Depicting a sharp reality not tethered to realism, Viddo’s canvases evoke a life on the edge of the incarnate. Imagined in motion, her strong characters radiate an energy that suggests puppetry over animation. The notion of these edgy stories in performance for children is not outlandish, these matinees recall the gruesome, ancient fairy tales we asked our parents to “read over again,” and every child’s fascination with all things ooky and natural – alive or dead. So it comes as no surprise that Lena is also a devoted mom with keen insight into the inner lives of children, and a pathway to the child in each of her viewers.
One can trace this dynamic in the history of her works to a series depicting submissive characters in bondage situations, “Ties That Bind,” which are composed tightly around a single figure with the eyes sometimes all or partially out of view.
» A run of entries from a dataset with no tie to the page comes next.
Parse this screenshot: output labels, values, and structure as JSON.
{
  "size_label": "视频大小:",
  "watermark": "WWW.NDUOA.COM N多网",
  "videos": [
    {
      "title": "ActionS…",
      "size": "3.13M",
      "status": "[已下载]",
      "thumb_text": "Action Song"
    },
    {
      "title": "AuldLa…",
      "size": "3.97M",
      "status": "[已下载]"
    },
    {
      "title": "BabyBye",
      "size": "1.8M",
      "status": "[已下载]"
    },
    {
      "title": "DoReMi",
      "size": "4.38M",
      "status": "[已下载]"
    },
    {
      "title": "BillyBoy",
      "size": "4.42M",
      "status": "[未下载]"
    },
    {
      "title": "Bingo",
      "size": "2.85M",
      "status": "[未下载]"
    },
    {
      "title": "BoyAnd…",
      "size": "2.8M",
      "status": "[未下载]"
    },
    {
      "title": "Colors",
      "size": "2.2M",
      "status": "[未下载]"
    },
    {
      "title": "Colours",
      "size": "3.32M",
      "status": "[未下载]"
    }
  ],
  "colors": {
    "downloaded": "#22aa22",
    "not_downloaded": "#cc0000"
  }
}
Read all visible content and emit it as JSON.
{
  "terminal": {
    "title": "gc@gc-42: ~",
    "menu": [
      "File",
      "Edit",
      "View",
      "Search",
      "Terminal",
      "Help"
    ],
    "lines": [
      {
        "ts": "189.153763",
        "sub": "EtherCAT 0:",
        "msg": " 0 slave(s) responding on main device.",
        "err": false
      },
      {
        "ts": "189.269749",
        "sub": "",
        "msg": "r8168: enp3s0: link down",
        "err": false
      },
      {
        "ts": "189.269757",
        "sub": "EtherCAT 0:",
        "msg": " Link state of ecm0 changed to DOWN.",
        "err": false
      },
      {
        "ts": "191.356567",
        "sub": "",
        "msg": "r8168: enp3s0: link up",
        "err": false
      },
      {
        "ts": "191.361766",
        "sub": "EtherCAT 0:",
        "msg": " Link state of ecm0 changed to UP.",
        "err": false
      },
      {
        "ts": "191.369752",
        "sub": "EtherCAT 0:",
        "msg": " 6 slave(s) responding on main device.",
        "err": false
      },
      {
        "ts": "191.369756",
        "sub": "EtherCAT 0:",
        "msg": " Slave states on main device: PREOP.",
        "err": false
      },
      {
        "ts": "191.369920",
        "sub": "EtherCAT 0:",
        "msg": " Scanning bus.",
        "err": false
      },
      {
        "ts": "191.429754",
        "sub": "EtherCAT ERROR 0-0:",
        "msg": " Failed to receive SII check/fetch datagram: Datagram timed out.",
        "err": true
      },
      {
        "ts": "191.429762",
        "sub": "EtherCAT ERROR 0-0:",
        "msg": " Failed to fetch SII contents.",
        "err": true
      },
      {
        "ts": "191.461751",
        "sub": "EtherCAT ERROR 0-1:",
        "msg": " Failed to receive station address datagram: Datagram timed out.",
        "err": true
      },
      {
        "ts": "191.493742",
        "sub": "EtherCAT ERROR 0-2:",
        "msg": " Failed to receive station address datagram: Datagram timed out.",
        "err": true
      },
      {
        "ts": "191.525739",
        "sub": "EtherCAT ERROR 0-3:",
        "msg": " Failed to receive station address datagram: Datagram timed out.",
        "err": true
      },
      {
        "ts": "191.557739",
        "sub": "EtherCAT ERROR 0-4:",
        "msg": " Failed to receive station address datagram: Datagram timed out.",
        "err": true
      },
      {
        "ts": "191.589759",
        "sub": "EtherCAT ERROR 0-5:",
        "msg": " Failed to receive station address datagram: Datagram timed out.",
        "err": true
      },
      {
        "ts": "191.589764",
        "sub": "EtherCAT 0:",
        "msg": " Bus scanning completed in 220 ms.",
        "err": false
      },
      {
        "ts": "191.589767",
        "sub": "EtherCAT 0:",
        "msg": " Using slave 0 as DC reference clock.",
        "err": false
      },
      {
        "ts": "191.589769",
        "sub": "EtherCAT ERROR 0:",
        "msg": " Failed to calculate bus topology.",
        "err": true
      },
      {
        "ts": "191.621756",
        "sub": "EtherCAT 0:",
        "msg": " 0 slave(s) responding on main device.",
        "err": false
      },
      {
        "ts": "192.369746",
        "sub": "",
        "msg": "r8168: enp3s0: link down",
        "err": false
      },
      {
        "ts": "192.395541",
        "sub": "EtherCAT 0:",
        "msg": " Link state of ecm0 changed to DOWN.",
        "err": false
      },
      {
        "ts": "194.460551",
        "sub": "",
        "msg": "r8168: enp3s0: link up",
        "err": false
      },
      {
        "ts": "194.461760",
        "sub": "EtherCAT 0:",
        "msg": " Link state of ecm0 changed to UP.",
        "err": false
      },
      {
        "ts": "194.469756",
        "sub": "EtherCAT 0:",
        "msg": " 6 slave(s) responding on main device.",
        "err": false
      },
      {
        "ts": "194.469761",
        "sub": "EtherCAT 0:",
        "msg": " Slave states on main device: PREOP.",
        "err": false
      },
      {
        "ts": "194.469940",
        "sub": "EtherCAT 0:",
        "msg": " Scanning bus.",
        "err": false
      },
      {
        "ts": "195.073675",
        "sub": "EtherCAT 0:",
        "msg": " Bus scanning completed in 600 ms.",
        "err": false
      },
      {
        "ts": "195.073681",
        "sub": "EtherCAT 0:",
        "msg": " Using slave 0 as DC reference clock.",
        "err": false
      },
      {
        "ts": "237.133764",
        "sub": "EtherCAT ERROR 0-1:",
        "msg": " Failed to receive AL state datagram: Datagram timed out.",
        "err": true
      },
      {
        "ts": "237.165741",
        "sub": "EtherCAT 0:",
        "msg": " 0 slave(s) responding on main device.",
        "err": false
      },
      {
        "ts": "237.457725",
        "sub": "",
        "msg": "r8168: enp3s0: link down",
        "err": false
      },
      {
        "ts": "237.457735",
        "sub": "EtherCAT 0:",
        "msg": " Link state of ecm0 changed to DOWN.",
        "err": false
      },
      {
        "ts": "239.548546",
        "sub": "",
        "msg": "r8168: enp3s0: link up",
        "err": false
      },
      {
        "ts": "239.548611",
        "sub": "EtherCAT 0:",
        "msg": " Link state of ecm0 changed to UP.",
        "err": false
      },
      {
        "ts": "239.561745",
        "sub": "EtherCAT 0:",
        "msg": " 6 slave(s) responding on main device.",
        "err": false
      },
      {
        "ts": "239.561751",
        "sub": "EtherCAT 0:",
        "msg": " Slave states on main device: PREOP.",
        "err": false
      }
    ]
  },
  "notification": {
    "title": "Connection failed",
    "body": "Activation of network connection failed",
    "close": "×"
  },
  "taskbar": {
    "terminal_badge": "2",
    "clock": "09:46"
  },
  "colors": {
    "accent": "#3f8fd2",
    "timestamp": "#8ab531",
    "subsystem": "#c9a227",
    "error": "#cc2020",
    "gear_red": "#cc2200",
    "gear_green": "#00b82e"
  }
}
The physical gesture so strongly radiates the angst and desire of anticipation that, when the eyes are in play, it overwhelms. For the more loosely composed “Earthly Delights,” the artist restrains her own powers to dominate the emotions of the viewer, confining that energy to the depths of liquid eyes, from which it escapes in flashes she allows to appear seemingly against her will.
Unlike many artists who shy away from discussing underlying messages in their work, Lena acknowledges her intention to address certain issues and themes – a food/oral motif, male-female love, the tyranny of beauty, the relationship of victim and predator. Some of these visions and characterizations populate the works of a poet who particularly sparks her imagination, Pablo Neruda.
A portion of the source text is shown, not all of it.